As McGuinness stresses, she has undoubted affinities with the Modernist school, not least in her penchant for specialised, even abstruse language. One of the characteristics of her poetry is the juxtaposition of scientific terms with those relating to nature, the use of hard-edged modern vocabulary of metals or machinery to convey the essence of natural phenomena, or vice versa.


Inevitably this vocabulary and imagery have made her work seem difficult to many readers, including T.S. Eliot, though for me it's not so much the words but her syntax which takes some unravelling. However, reading aloud usually reveals the sense. It also makes the syntax less important, allowing us to concentrate on her strongly visual imagery - Roberts trained first as a visual artist before becoming a writer - and on the all-important sound of these poems, the rhythms and alliterations which are part of their essence.

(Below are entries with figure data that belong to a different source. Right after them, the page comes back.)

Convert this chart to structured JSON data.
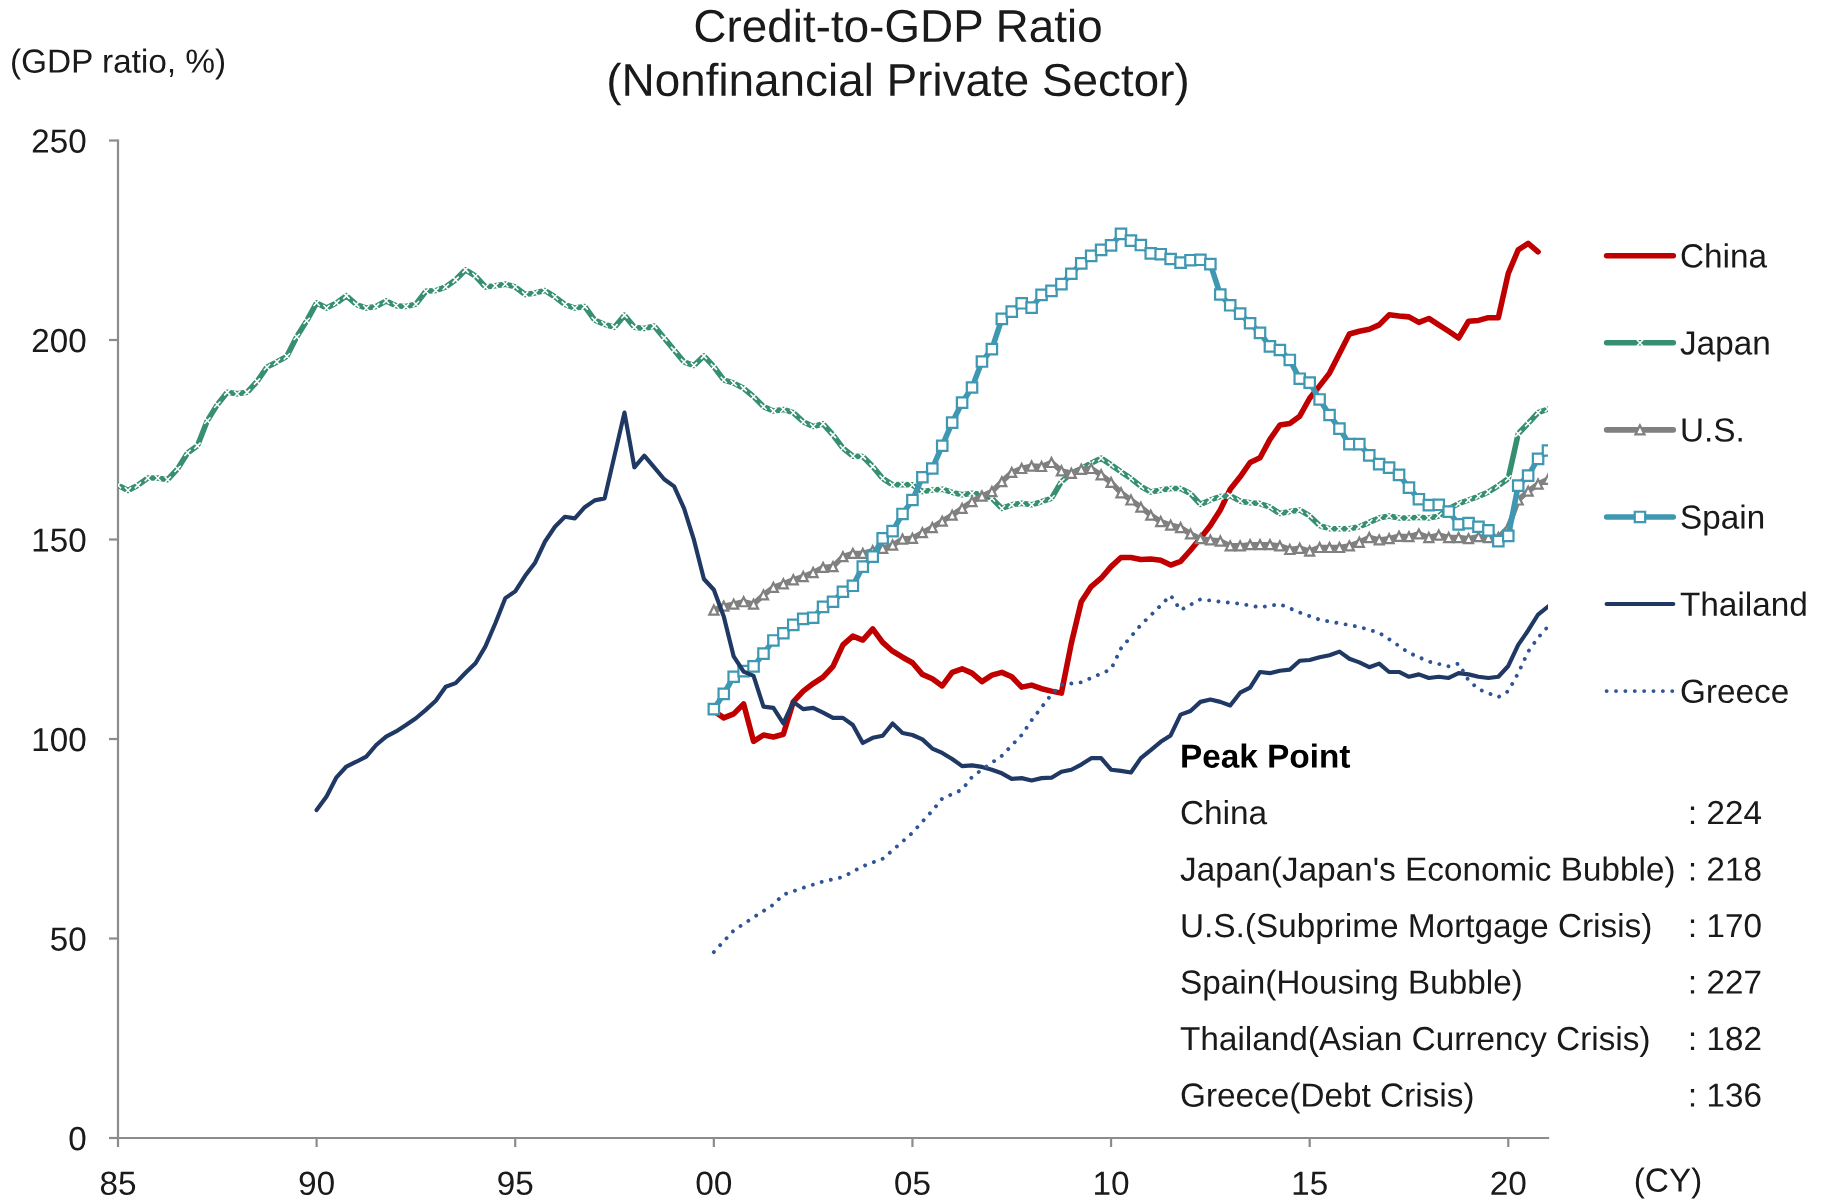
{
  "chart_data": {
    "type": "line",
    "title": "Credit-to-GDP Ratio",
    "subtitle": "(Nonfinancial Private Sector)",
    "ylabel": "(GDP ratio, %)",
    "xlim": [
      1985,
      2021
    ],
    "xticks": [
      {
        "value": 1985,
        "label": "85"
      },
      {
        "value": 1990,
        "label": "90"
      },
      {
        "value": 1995,
        "label": "95"
      },
      {
        "value": 2000,
        "label": "00"
      },
      {
        "value": 2005,
        "label": "05"
      },
      {
        "value": 2010,
        "label": "10"
      },
      {
        "value": 2015,
        "label": "15"
      },
      {
        "value": 2020,
        "label": "20"
      }
    ],
    "ylim": [
      0,
      250
    ],
    "yticks": [
      0,
      50,
      100,
      150,
      200,
      250
    ],
    "grid": false,
    "legend": "right",
    "series": [
      {
        "name": "China",
        "color": "#c00000",
        "marker": "none",
        "line_style": "solid",
        "x": [
          2000.0,
          2000.25,
          2000.5,
          2000.75,
          2001.0,
          2001.25,
          2001.5,
          2001.75,
          2002.0,
          2002.25,
          2002.5,
          2002.75,
          2003.0,
          2003.25,
          2003.5,
          2003.75,
          2004.0,
          2004.25,
          2004.5,
          2004.75,
          2005.0,
          2005.25,
          2005.5,
          2005.75,
          2006.0,
          2006.25,
          2006.5,
          2006.75,
          2007.0,
          2007.25,
          2007.5,
          2007.75,
          2008.0,
          2008.25,
          2008.5,
          2008.75,
          2009.0,
          2009.25,
          2009.5,
          2009.75,
          2010.0,
          2010.25,
          2010.5,
          2010.75,
          2011.0,
          2011.25,
          2011.5,
          2011.75,
          2012.0,
          2012.25,
          2012.5,
          2012.75,
          2013.0,
          2013.25,
          2013.5,
          2013.75,
          2014.0,
          2014.25,
          2014.5,
          2014.75,
          2015.0,
          2015.25,
          2015.5,
          2015.75,
          2016.0,
          2016.25,
          2016.5,
          2016.75,
          2017.0,
          2017.25,
          2017.5,
          2017.75,
          2018.0,
          2018.25,
          2018.5,
          2018.75,
          2019.0,
          2019.25,
          2019.5,
          2019.75,
          2020.0,
          2020.25,
          2020.5,
          2020.75
        ],
        "values": [
          107.0,
          105.3,
          106.3,
          108.8,
          99.4,
          101.0,
          100.5,
          101.2,
          109.3,
          112.0,
          113.9,
          115.5,
          118.2,
          123.6,
          125.8,
          124.8,
          127.6,
          124.2,
          122.0,
          120.5,
          119.1,
          116.2,
          115.1,
          113.3,
          116.7,
          117.6,
          116.5,
          114.4,
          116.0,
          116.7,
          115.6,
          113.0,
          113.5,
          112.6,
          112.0,
          111.5,
          124.0,
          134.4,
          138.2,
          140.3,
          143.2,
          145.5,
          145.5,
          145.0,
          145.1,
          144.8,
          143.6,
          144.5,
          147.3,
          150.3,
          153.5,
          157.4,
          162.6,
          165.7,
          169.3,
          170.5,
          175.1,
          178.7,
          179.1,
          180.9,
          185.4,
          188.5,
          191.7,
          196.6,
          201.5,
          202.2,
          202.7,
          203.8,
          206.3,
          206.0,
          205.8,
          204.4,
          205.4,
          203.8,
          202.2,
          200.5,
          204.7,
          204.9,
          205.6,
          205.6,
          216.7,
          222.6,
          224.2,
          222.1
        ]
      },
      {
        "name": "Japan",
        "color": "#36906f",
        "marker": "cross",
        "line_style": "solid",
        "x": [
          1985.0,
          1985.25,
          1985.5,
          1985.75,
          1986.0,
          1986.25,
          1986.5,
          1986.75,
          1987.0,
          1987.25,
          1987.5,
          1987.75,
          1988.0,
          1988.25,
          1988.5,
          1988.75,
          1989.0,
          1989.25,
          1989.5,
          1989.75,
          1990.0,
          1990.25,
          1990.5,
          1990.75,
          1991.0,
          1991.25,
          1991.5,
          1991.75,
          1992.0,
          1992.25,
          1992.5,
          1992.75,
          1993.0,
          1993.25,
          1993.5,
          1993.75,
          1994.0,
          1994.25,
          1994.5,
          1994.75,
          1995.0,
          1995.25,
          1995.5,
          1995.75,
          1996.0,
          1996.25,
          1996.5,
          1996.75,
          1997.0,
          1997.25,
          1997.5,
          1997.75,
          1998.0,
          1998.25,
          1998.5,
          1998.75,
          1999.0,
          1999.25,
          1999.5,
          1999.75,
          2000.0,
          2000.25,
          2000.5,
          2000.75,
          2001.0,
          2001.25,
          2001.5,
          2001.75,
          2002.0,
          2002.25,
          2002.5,
          2002.75,
          2003.0,
          2003.25,
          2003.5,
          2003.75,
          2004.0,
          2004.25,
          2004.5,
          2004.75,
          2005.0,
          2005.25,
          2005.5,
          2005.75,
          2006.0,
          2006.25,
          2006.5,
          2006.75,
          2007.0,
          2007.25,
          2007.5,
          2007.75,
          2008.0,
          2008.25,
          2008.5,
          2008.75,
          2009.0,
          2009.25,
          2009.5,
          2009.75,
          2010.0,
          2010.25,
          2010.5,
          2010.75,
          2011.0,
          2011.25,
          2011.5,
          2011.75,
          2012.0,
          2012.25,
          2012.5,
          2012.75,
          2013.0,
          2013.25,
          2013.5,
          2013.75,
          2014.0,
          2014.25,
          2014.5,
          2014.75,
          2015.0,
          2015.25,
          2015.5,
          2015.75,
          2016.0,
          2016.25,
          2016.5,
          2016.75,
          2017.0,
          2017.25,
          2017.5,
          2017.75,
          2018.0,
          2018.25,
          2018.5,
          2018.75,
          2019.0,
          2019.25,
          2019.5,
          2019.75,
          2020.0,
          2020.25,
          2020.5,
          2020.75,
          2021.0
        ],
        "values": [
          163.6,
          162.3,
          163.6,
          165.4,
          165.4,
          165.0,
          167.7,
          171.7,
          173.5,
          179.8,
          183.8,
          186.9,
          186.5,
          186.9,
          189.6,
          193.2,
          194.5,
          195.9,
          200.8,
          204.8,
          209.3,
          208.0,
          209.3,
          211.1,
          208.9,
          208.0,
          208.4,
          209.8,
          208.6,
          208.4,
          209.0,
          212.2,
          212.4,
          213.3,
          215.1,
          217.6,
          216.0,
          213.3,
          213.6,
          214.0,
          213.3,
          211.4,
          211.8,
          212.4,
          210.8,
          208.9,
          208.0,
          208.4,
          205.0,
          203.9,
          203.2,
          206.2,
          203.2,
          202.9,
          203.5,
          200.5,
          197.5,
          194.5,
          193.6,
          196.0,
          193.3,
          190.0,
          189.2,
          187.9,
          185.8,
          183.3,
          182.2,
          182.6,
          181.8,
          179.5,
          178.3,
          179.0,
          176.2,
          172.9,
          170.9,
          170.8,
          168.3,
          165.3,
          163.7,
          163.8,
          163.7,
          162.0,
          162.4,
          162.6,
          161.8,
          161.2,
          161.6,
          161.3,
          160.3,
          157.8,
          158.7,
          159.1,
          158.7,
          159.5,
          160.3,
          164.5,
          166.6,
          167.8,
          169.1,
          170.4,
          168.7,
          167.0,
          165.3,
          163.3,
          161.9,
          162.4,
          162.8,
          162.8,
          161.5,
          158.8,
          159.9,
          160.8,
          161.0,
          159.6,
          159.2,
          159.0,
          158.1,
          156.5,
          157.0,
          157.4,
          155.9,
          153.5,
          152.7,
          152.7,
          152.7,
          153.2,
          154.3,
          155.4,
          155.9,
          155.4,
          155.4,
          155.6,
          155.4,
          155.9,
          157.7,
          159.0,
          159.9,
          160.8,
          161.9,
          163.5,
          165.3,
          176.5,
          179.1,
          181.8,
          182.7
        ]
      },
      {
        "name": "U.S.",
        "color": "#808080",
        "marker": "triangle",
        "line_style": "solid",
        "x": [
          2000.0,
          2000.25,
          2000.5,
          2000.75,
          2001.0,
          2001.25,
          2001.5,
          2001.75,
          2002.0,
          2002.25,
          2002.5,
          2002.75,
          2003.0,
          2003.25,
          2003.5,
          2003.75,
          2004.0,
          2004.25,
          2004.5,
          2004.75,
          2005.0,
          2005.25,
          2005.5,
          2005.75,
          2006.0,
          2006.25,
          2006.5,
          2006.75,
          2007.0,
          2007.25,
          2007.5,
          2007.75,
          2008.0,
          2008.25,
          2008.5,
          2008.75,
          2009.0,
          2009.25,
          2009.5,
          2009.75,
          2010.0,
          2010.25,
          2010.5,
          2010.75,
          2011.0,
          2011.25,
          2011.5,
          2011.75,
          2012.0,
          2012.25,
          2012.5,
          2012.75,
          2013.0,
          2013.25,
          2013.5,
          2013.75,
          2014.0,
          2014.25,
          2014.5,
          2014.75,
          2015.0,
          2015.25,
          2015.5,
          2015.75,
          2016.0,
          2016.25,
          2016.5,
          2016.75,
          2017.0,
          2017.25,
          2017.5,
          2017.75,
          2018.0,
          2018.25,
          2018.5,
          2018.75,
          2019.0,
          2019.25,
          2019.5,
          2019.75,
          2020.0,
          2020.25,
          2020.5,
          2020.75,
          2021.0
        ],
        "values": [
          132.3,
          133.3,
          133.8,
          134.4,
          133.8,
          136.1,
          138.0,
          138.9,
          139.9,
          140.7,
          141.7,
          143.0,
          143.2,
          145.7,
          146.5,
          146.5,
          147.2,
          147.8,
          148.6,
          150.1,
          150.3,
          151.7,
          153.0,
          154.6,
          156.1,
          157.8,
          159.5,
          160.9,
          162.0,
          164.5,
          166.8,
          167.8,
          168.4,
          168.3,
          169.3,
          167.2,
          166.6,
          167.6,
          167.8,
          166.2,
          164.3,
          161.7,
          159.9,
          158.1,
          156.1,
          154.5,
          153.6,
          153.0,
          151.4,
          150.2,
          149.9,
          149.6,
          148.4,
          148.4,
          148.7,
          148.7,
          148.7,
          148.4,
          147.5,
          147.8,
          147.1,
          148.0,
          148.0,
          148.0,
          148.4,
          149.3,
          150.5,
          149.9,
          150.2,
          150.8,
          150.7,
          151.4,
          150.5,
          151.1,
          150.5,
          150.5,
          150.2,
          150.7,
          150.5,
          150.5,
          153.0,
          159.9,
          162.1,
          163.9,
          165.1
        ]
      },
      {
        "name": "Spain",
        "color": "#3f98b1",
        "marker": "square",
        "line_style": "solid",
        "x": [
          2000.0,
          2000.25,
          2000.5,
          2000.75,
          2001.0,
          2001.25,
          2001.5,
          2001.75,
          2002.0,
          2002.25,
          2002.5,
          2002.75,
          2003.0,
          2003.25,
          2003.5,
          2003.75,
          2004.0,
          2004.25,
          2004.5,
          2004.75,
          2005.0,
          2005.25,
          2005.5,
          2005.75,
          2006.0,
          2006.25,
          2006.5,
          2006.75,
          2007.0,
          2007.25,
          2007.5,
          2007.75,
          2008.0,
          2008.25,
          2008.5,
          2008.75,
          2009.0,
          2009.25,
          2009.5,
          2009.75,
          2010.0,
          2010.25,
          2010.5,
          2010.75,
          2011.0,
          2011.25,
          2011.5,
          2011.75,
          2012.0,
          2012.25,
          2012.5,
          2012.75,
          2013.0,
          2013.25,
          2013.5,
          2013.75,
          2014.0,
          2014.25,
          2014.5,
          2014.75,
          2015.0,
          2015.25,
          2015.5,
          2015.75,
          2016.0,
          2016.25,
          2016.5,
          2016.75,
          2017.0,
          2017.25,
          2017.5,
          2017.75,
          2018.0,
          2018.25,
          2018.5,
          2018.75,
          2019.0,
          2019.25,
          2019.5,
          2019.75,
          2020.0,
          2020.25,
          2020.5,
          2020.75,
          2021.0
        ],
        "values": [
          107.5,
          111.3,
          115.6,
          117.0,
          118.2,
          121.4,
          124.7,
          126.5,
          128.6,
          130.1,
          130.4,
          133.1,
          134.4,
          136.9,
          138.4,
          143.2,
          145.7,
          150.3,
          152.1,
          156.4,
          159.9,
          165.6,
          167.8,
          173.5,
          179.3,
          184.3,
          188.1,
          194.6,
          197.7,
          205.3,
          207.1,
          209.2,
          208.1,
          211.3,
          212.3,
          214.0,
          216.6,
          219.2,
          221.1,
          222.6,
          223.7,
          226.6,
          224.9,
          223.8,
          221.7,
          221.5,
          220.3,
          219.4,
          220.0,
          220.1,
          219.0,
          211.4,
          208.7,
          206.6,
          204.2,
          201.8,
          198.4,
          197.5,
          195.0,
          190.3,
          189.3,
          185.1,
          181.2,
          177.8,
          173.9,
          173.9,
          171.1,
          168.9,
          168.0,
          166.2,
          163.0,
          160.1,
          158.6,
          158.7,
          157.0,
          153.8,
          154.1,
          153.2,
          152.3,
          149.6,
          150.9,
          163.5,
          166.0,
          170.2,
          172.3
        ]
      },
      {
        "name": "Thailand",
        "color": "#203864",
        "marker": "none",
        "line_style": "solid",
        "x": [
          1990.0,
          1990.25,
          1990.5,
          1990.75,
          1991.0,
          1991.25,
          1991.5,
          1991.75,
          1992.0,
          1992.25,
          1992.5,
          1992.75,
          1993.0,
          1993.25,
          1993.5,
          1993.75,
          1994.0,
          1994.25,
          1994.5,
          1994.75,
          1995.0,
          1995.25,
          1995.5,
          1995.75,
          1996.0,
          1996.25,
          1996.5,
          1996.75,
          1997.0,
          1997.25,
          1997.75,
          1998.0,
          1998.25,
          1998.5,
          1998.75,
          1999.0,
          1999.25,
          1999.5,
          1999.75,
          2000.0,
          2000.25,
          2000.5,
          2000.75,
          2001.0,
          2001.25,
          2001.5,
          2001.75,
          2002.0,
          2002.25,
          2002.5,
          2002.75,
          2003.0,
          2003.25,
          2003.5,
          2003.75,
          2004.0,
          2004.25,
          2004.5,
          2004.75,
          2005.0,
          2005.25,
          2005.5,
          2005.75,
          2006.0,
          2006.25,
          2006.5,
          2006.75,
          2007.0,
          2007.25,
          2007.5,
          2007.75,
          2008.0,
          2008.25,
          2008.5,
          2008.75,
          2009.0,
          2009.25,
          2009.5,
          2009.75,
          2010.0,
          2010.25,
          2010.5,
          2010.75,
          2011.0,
          2011.25,
          2011.5,
          2011.75,
          2012.0,
          2012.25,
          2012.5,
          2012.75,
          2013.0,
          2013.25,
          2013.5,
          2013.75,
          2014.0,
          2014.25,
          2014.5,
          2014.75,
          2015.0,
          2015.25,
          2015.5,
          2015.75,
          2016.0,
          2016.25,
          2016.5,
          2016.75,
          2017.0,
          2017.25,
          2017.5,
          2017.75,
          2018.0,
          2018.25,
          2018.5,
          2018.75,
          2019.0,
          2019.25,
          2019.5,
          2019.75,
          2020.0,
          2020.25,
          2020.5,
          2020.75,
          2021.0
        ],
        "values": [
          82.2,
          85.6,
          90.4,
          93.1,
          94.3,
          95.6,
          98.5,
          100.6,
          101.9,
          103.5,
          105.2,
          107.3,
          109.6,
          113.1,
          114.0,
          116.6,
          119.0,
          123.2,
          129.0,
          135.3,
          137.0,
          140.9,
          144.2,
          149.5,
          153.2,
          155.7,
          155.3,
          158.1,
          159.8,
          160.3,
          181.8,
          168.1,
          171.0,
          168.1,
          165.1,
          163.3,
          157.8,
          149.9,
          140.1,
          137.4,
          130.7,
          120.7,
          116.9,
          115.8,
          108.1,
          107.8,
          103.9,
          109.3,
          107.5,
          107.8,
          106.6,
          105.3,
          105.3,
          103.5,
          99.0,
          100.3,
          100.8,
          103.9,
          101.5,
          101.0,
          99.9,
          97.6,
          96.5,
          95.0,
          93.2,
          93.4,
          93.0,
          92.3,
          91.4,
          90.0,
          90.2,
          89.6,
          90.2,
          90.3,
          91.8,
          92.3,
          93.6,
          95.2,
          95.2,
          92.3,
          92.0,
          91.6,
          95.2,
          97.2,
          99.3,
          100.9,
          106.1,
          107.0,
          109.3,
          109.9,
          109.3,
          108.4,
          111.6,
          112.9,
          116.8,
          116.5,
          117.1,
          117.4,
          119.6,
          119.8,
          120.5,
          121.0,
          121.9,
          120.1,
          119.2,
          118.0,
          118.9,
          116.8,
          116.8,
          115.6,
          116.2,
          115.3,
          115.6,
          115.3,
          116.5,
          116.2,
          115.6,
          115.3,
          115.6,
          118.3,
          123.6,
          127.2,
          131.2,
          133.2
        ]
      },
      {
        "name": "Greece",
        "color": "#2f5597",
        "marker": "none",
        "line_style": "dotted",
        "x": [
          2000.0,
          2000.5,
          2001.0,
          2001.5,
          2001.75,
          2002.25,
          2002.75,
          2003.25,
          2003.75,
          2004.25,
          2004.5,
          2005.0,
          2005.25,
          2005.5,
          2005.75,
          2006.25,
          2006.5,
          2006.75,
          2007.25,
          2007.75,
          2008.0,
          2008.5,
          2008.75,
          2009.25,
          2010.0,
          2010.25,
          2010.75,
          2011.0,
          2011.5,
          2011.75,
          2012.25,
          2012.75,
          2013.25,
          2013.75,
          2014.25,
          2014.75,
          2015.25,
          2015.75,
          2016.25,
          2016.75,
          2017.0,
          2017.5,
          2018.0,
          2018.5,
          2018.75,
          2019.0,
          2019.25,
          2019.75,
          2020.0,
          2020.25,
          2020.5,
          2020.75,
          2021.0
        ],
        "values": [
          46.6,
          52.0,
          55.3,
          58.5,
          61.0,
          62.7,
          64.3,
          65.4,
          68.1,
          70.0,
          72.1,
          76.5,
          79.3,
          82.0,
          85.1,
          87.3,
          90.5,
          92.3,
          95.8,
          101.0,
          104.7,
          111.2,
          113.6,
          114.2,
          117.5,
          122.7,
          128.6,
          131.0,
          136.0,
          132.3,
          135.0,
          134.4,
          133.9,
          133.0,
          133.8,
          131.7,
          129.9,
          129.0,
          128.1,
          126.6,
          125.0,
          121.6,
          119.4,
          118.2,
          118.9,
          114.7,
          112.5,
          110.5,
          112.0,
          116.5,
          121.9,
          125.4,
          128.2
        ]
      }
    ],
    "annotations": [
      "(CY)",
      "Peak Point",
      "China",
      ": 224",
      "Japan(Japan's Economic Bubble)",
      ": 218",
      "U.S.(Subprime Mortgage Crisis)",
      ": 170",
      "Spain(Housing Bubble)",
      ": 227",
      "Thailand(Asian Currency Crisis)",
      ": 182",
      "Greece(Debt Crisis)",
      ": 136"
    ]
  }
}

Both the diction and very painterly imagery remain extraordinarily fresh, but the choice of words can actually make the poems seem as antiquated as they were then determinedly up-to-date. They reek of post-war optimism in progress through technology before the environment was invented and take me straight back to the 1950s and my mother's Scientific Book Club books, staple reading next to hard toilet-paper on the bathroom shelf. And how many readers can now interpret the mysteries of 'Coats' cotton 48' or still use for machine-sewing a 'Singer's perfect model scrolled with gold'? ('Cwmclyn', page 43; revised version, pp.66-7). The combination of a conventional femininity and modern machinery is again of its time, before the Fifties drove lipsticked women warworkers back from engineering factories to the kitchen sink. Reading Lynette Roberts is like visiting St Fagan's or Ironbridge - the poems are relics of a material culture which I shared with at least two previous generations and whose artefacts museum curators seem no longer to expect anyone outside their profession to recognise. This aspect is reinforced by the explanatory notes: shocking to think that the editor felt the need to explain a Rhode Island Red, a Belisha beacon, or even anthracite. Some of these notes also tend to miss the point, the essential character of the thing which is actually relevant to the meaning in its poetic context: yes, Rimmel (pp. 60, 145) was a cosmetic brand but 'rimmeled' is a French borrowing and means 'wearing mascara.'


These are extraordinary and often moving poems, not easy to approach but rewarding to rediscover. Lynette Roberts fully deserves her restoration into the twin canon of twentieth century English-writing in Wales and of women's writing. That illness brought her career to so untimely a close is tragic.